Every month visitors get the chance to select and view materials from our collection that are not on display in the museum. During June we welcomed many different visitors to Insight, and one was Kari Nixon, Assistant Professor of English at Whitworth University. Kari kindly agreed to write a blog post about her use of the photography journals in our library and photographs from the Kodak Collection.
I visited the National Science and Media Museum recently to do preparatory research for a book project; it deals with how developing camera and lens technologies impacted the way Victorian novelists made increasing use of certain ’visual’ techniques in their descriptive imagery, such as the bird’s-eye-view perspective. I’m really excited about this project, and my visit to the museum was incredibly helpful.
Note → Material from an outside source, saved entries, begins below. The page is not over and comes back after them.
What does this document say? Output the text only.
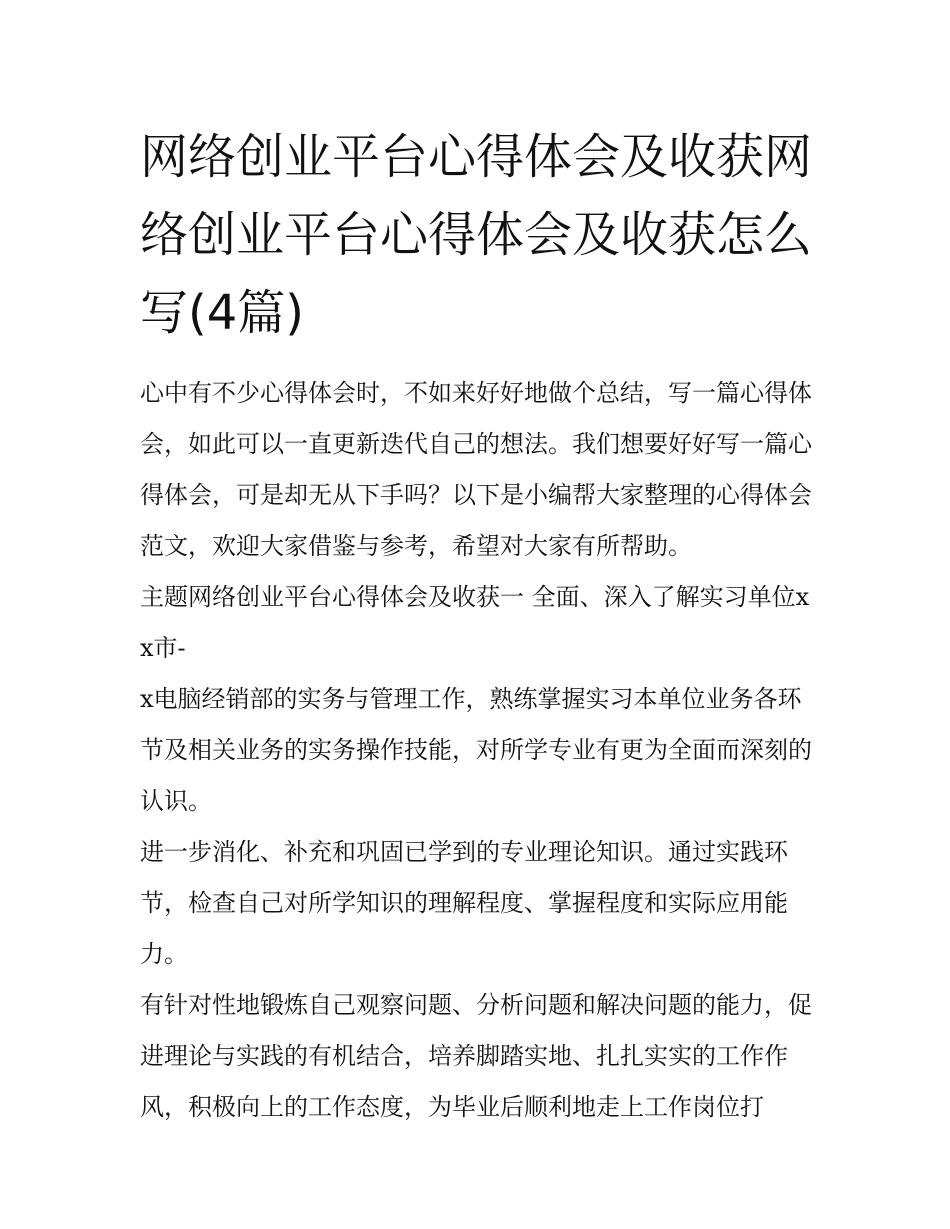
网络创业平台心得体会及收获网络创业平台心得体会及收获怎么写(4篇)

心中有不少心得体会时，不如来好好地做个总结，写一篇心得体会，如此可以一直更新迭代自己的想法。我们想要好好写一篇心得体会，可是却无从下手吗？以下是小编帮大家整理的心得体会范文，欢迎大家借鉴与参考，希望对大家有所帮助。

主题网络创业平台心得体会及收获一 全面、深入了解实习单位xx市-

x电脑经销部的实务与管理工作，熟练掌握实习本单位业务各环节及相关业务的实务操作技能，对所学专业有更为全面而深刻的认识。

进一步消化、补充和巩固已学到的专业理论知识。通过实践环节，检查自己对所学知识的理解程度、掌握程度和实际应用能力。

有针对性地锻炼自己观察问题、分析问题和解决问题的能力，促进理论与实践的有机结合，培养脚踏实地、扎扎实实的工作作风，积极向上的工作态度，为毕业后顺利地走上工作岗位打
For instance, I found this gem of a quote in which camera aficionados poke fun at novelists who incorrectly incorporate camera technology into their stories. Here, specifically Rudyard Kipling and Arthur Conan Doyle are ridiculed for their inaccurate understanding of photography.
However, I’m always struck, when in an archive, by the sheer wealth of information that isn’t quite right for any of my extant projects, but that I’d love to share with others. In many cases, the story and culture behind such artefacts is begging to be told, and I’m often tinged with something akin to guilt when I find that I haven’t the time or the space to tell it. I’d like to use this blog post to share some of the amazing things I found during my visit that might not make it into my own projects, with the hope that I encourage others to take a closer look.
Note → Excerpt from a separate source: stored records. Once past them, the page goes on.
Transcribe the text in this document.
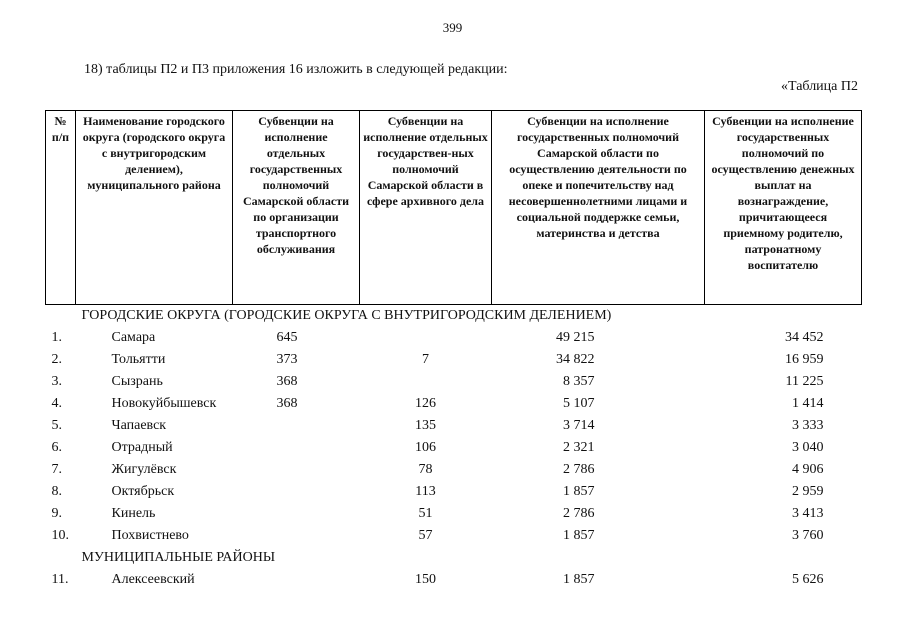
399
18) таблицы П2 и П3 приложения 16 изложить в следующей редакции:
«Таблица П2
№ п/п	Наименование городского округа (городского округа с внутригородским делением), муниципального района	Субвенции на исполнение отдельных государственных полномочий Самарской области по организации транспортного обслуживания	Субвенции на исполнение отдельных государствен-ных полномочий Самарской области в сфере архивного дела	Субвенции на исполнение государственных полномочий Самарской области по осуществлению деятельности по опеке и попечительству над несовершеннолетними лицами и социальной поддержке семьи, материнства и детства	Субвенции на исполнение государственных полномочий по осуществлению денежных выплат на вознаграждение, причитающееся приемному родителю, патронатному воспитателю
ГОРОДСКИЕ ОКРУГА (ГОРОДСКИЕ ОКРУГА С ВНУТРИГОРОДСКИМ ДЕЛЕНИЕМ)					
1.	Самара	645		49 215	34 452
2.	Тольятти	373	7	34 822	16 959
3.	Сызрань	368		8 357	11 225
4.	Новокуйбышевск	368	126	5 107	1 414
5.	Чапаевск		135	3 714	3 333
6.	Отрадный		106	2 321	3 040
7.	Жигулёвск		78	2 786	4 906
8.	Октябрьск		113	1 857	2 959
9.	Кинель		51	2 786	3 413
10.	Похвистнево		57	1 857	3 760
МУНИЦИПАЛЬНЫЕ РАЙОНЫ					
11.	Алексеевский		150	1 857	5 626
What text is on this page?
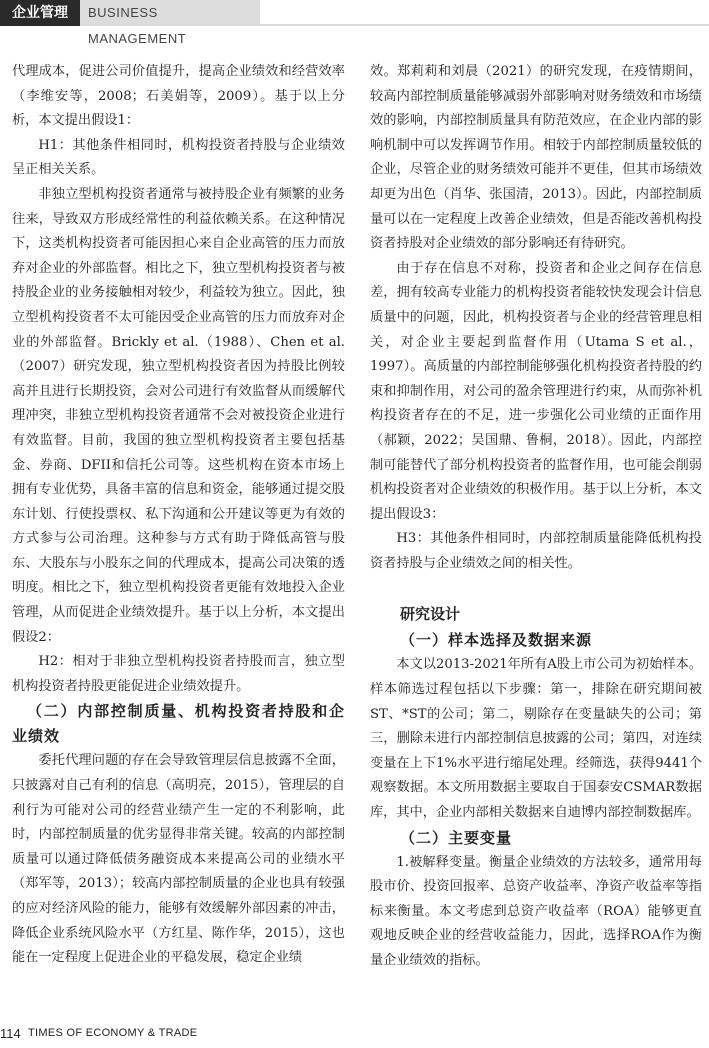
企业管理	BUSINESS MANAGEMENT

代理成本，促进公司价值提升，提高企业绩效和经营效率（李维安等，2008；石美娟等，2009）。基于以上分析，本文提出假设1：

H1：其他条件相同时，机构投资者持股与企业绩效呈正相关关系。

非独立型机构投资者通常与被持股企业有频繁的业务往来，导致双方形成经常性的利益依赖关系。在这种情况下，这类机构投资者可能因担心来自企业高管的压力而放弃对企业的外部监督。相比之下，独立型机构投资者与被持股企业的业务接触相对较少，利益较为独立。因此，独立型机构投资者不太可能因受企业高管的压力而放弃对企业的外部监督。Brickly et al.（1988）、Chen et al.（2007）研究发现，独立型机构投资者因为持股比例较高并且进行长期投资，会对公司进行有效监督从而缓解代理冲突，非独立型机构投资者通常不会对被投资企业进行有效监督。目前，我国的独立型机构投资者主要包括基金、券商、DFII和信托公司等。这些机构在资本市场上拥有专业优势，具备丰富的信息和资金，能够通过提交股东计划、行使投票权、私下沟通和公开建议等更为有效的方式参与公司治理。这种参与方式有助于降低高管与股东、大股东与小股东之间的代理成本，提高公司决策的透明度。相比之下，独立型机构投资者更能有效地投入企业管理，从而促进企业绩效提升。基于以上分析，本文提出假设2：

H2：相对于非独立型机构投资者持股而言，独立型机构投资者持股更能促进企业绩效提升。

（二）内部控制质量、机构投资者持股和企业绩效

委托代理问题的存在会导致管理层信息披露不全面，只披露对自己有利的信息（高明亮，2015），管理层的自利行为可能对公司的经营业绩产生一定的不利影响，此时，内部控制质量的优劣显得非常关键。较高的内部控制质量可以通过降低债务融资成本来提高公司的业绩水平（郑军等，2013）；较高内部控制质量的企业也具有较强的应对经济风险的能力，能够有效缓解外部因素的冲击，降低企业系统风险水平（方红星、陈作华，2015），这也能在一定程度上促进企业的平稳发展，稳定企业绩

效。郑莉莉和刘晨（2021）的研究发现，在疫情期间，较高内部控制质量能够减弱外部影响对财务绩效和市场绩效的影响，内部控制质量具有防范效应，在企业内部的影响机制中可以发挥调节作用。相较于内部控制质量较低的企业，尽管企业的财务绩效可能并不更佳，但其市场绩效却更为出色（肖华、张国清，2013）。因此，内部控制质量可以在一定程度上改善企业绩效，但是否能改善机构投资者持股对企业绩效的部分影响还有待研究。

由于存在信息不对称，投资者和企业之间存在信息差，拥有较高专业能力的机构投资者能较快发现会计信息质量中的问题，因此，机构投资者与企业的经营管理息相关，对企业主要起到监督作用（Utama S et al.，1997）。高质量的内部控制能够强化机构投资者持股的约束和抑制作用，对公司的盈余管理进行约束，从而弥补机构投资者存在的不足，进一步强化公司业绩的正面作用（郝颖，2022；吴国鼎、鲁桐，2018）。因此，内部控制可能替代了部分机构投资者的监督作用，也可能会削弱机构投资者对企业绩效的积极作用。基于以上分析，本文提出假设3：

H3：其他条件相同时，内部控制质量能降低机构投资者持股与企业绩效之间的相关性。

研究设计
（一）样本选择及数据来源

本文以2013-2021年所有A股上市公司为初始样本。样本筛选过程包括以下步骤：第一，排除在研究期间被ST、*ST的公司；第二，剔除存在变量缺失的公司；第三，删除未进行内部控制信息披露的公司；第四，对连续变量在上下1%水平进行缩尾处理。经筛选，获得9441个观察数据。本文所用数据主要取自于国泰安CSMAR数据库，其中，企业内部相关数据来自迪博内部控制数据库。

（二）主要变量

1.被解释变量。衡量企业绩效的方法较多，通常用每股市价、投资回报率、总资产收益率、净资产收益率等指标来衡量。本文考虑到总资产收益率（ROA）能够更直观地反映企业的经营收益能力，因此，选择ROA作为衡量企业绩效的指标。

114 TIMES OF ECONOMY & TRADE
Perhaps one of my favorite finds was an entire folder of late Victorian/early Edwardian-era photographs of women taking photographs. You read that right: photos of women actively taking photos in the picture they’re in. How’s that for meta? I absolutely love this set for its stunning juxtaposition of stuffy Victorian apparel set against the gumption indicated by the very act of being a female photographer in the late 19th century.
Photographic know-how came with a steep learning curve at the time, involving training about lighting, lenses, chemical processes, and the like—all things that have completely fallen off our radars in the era of iPhone photo-bursts and Instagram filters. And although photography wasn’t exactly a risqué hobby for women at this time, female photographers represented all that was unsettlingly new, modern, and progressive at the turn of the century (Amy Levy incorporates these anxieties about female photographers into her late-century novel The Romance of a Shop).
The sheer technical training necessary for an enthusiast to learn photography has always suggested, to me, a woman who liked a challenge. It just coyly hints of a woman testing the limits of her era—eager to get her hands dirty with tools and chemicals in a society that encouraged female gentility and repose. So, when I see these impressive images of women climbing onto stair railings just to get the right angle for their shots, or posing for a photo with their camera on their arm instead of a man, I can’t help but be inspired.
Another great find in the archives this trip was the ‘Dear Abby’-style tech support guides to photography in The Amateur Photographer’s Annual. In an early issue from 1891, the magazine editors claim to have started the publication because of a desire to catalogue and publicise ‘the constant questions asked by workers in photography, and the admirable answers given to them’.
The early editions of this magazine consist almost entirely of technical questions submitted to the editors by the magazine’s readers, published verbatim and followed by advice written in reply. This unassuming little technical magazine hides some amazingly human moments, such as an indignant husband writing in to warn others about a voyeur photographer who followed his wife around on the beach.
The image below that of his complaint illustrates the sort of ‘detective camera’ the writer complains about.
Advice-seekers also developed creative pseudonyms for themselves rather than signing their own name, similar to general advice columns that we know today.
Each issue is indexed carefully, and the index alone is enough to incite intrigue. Why is there an entry for ‘death pot’?, I wondered when going through this first issue. As it turns out, one reader was asking about the best ways to kill and pin insects for microscopic photography.
Another reader asks how best to attach a camera to a bicycle (another new and exciting device)—an early iteration of the GoPro, apparently.
A woman, calling herself ‘White Lily’, writes to ask what the best sort of camera is ‘for a lady’. She acknowledges that though ‘she has never taken a photograph’, she wants a serious instrument, ‘not a toy’.
Her note reminded me instantly of the bold and, moreover, proud-looking young women photographed with their cameras. The popular availability of technical advice magazines like The Amateur Photographer’s Annual allowed these women to learn a specialized craft. In doing so, these women demonstrated that they were capable of using sophisticated tools—‘not toys’—and that they themselves were hardly the decorative objects Victorian society would have them be.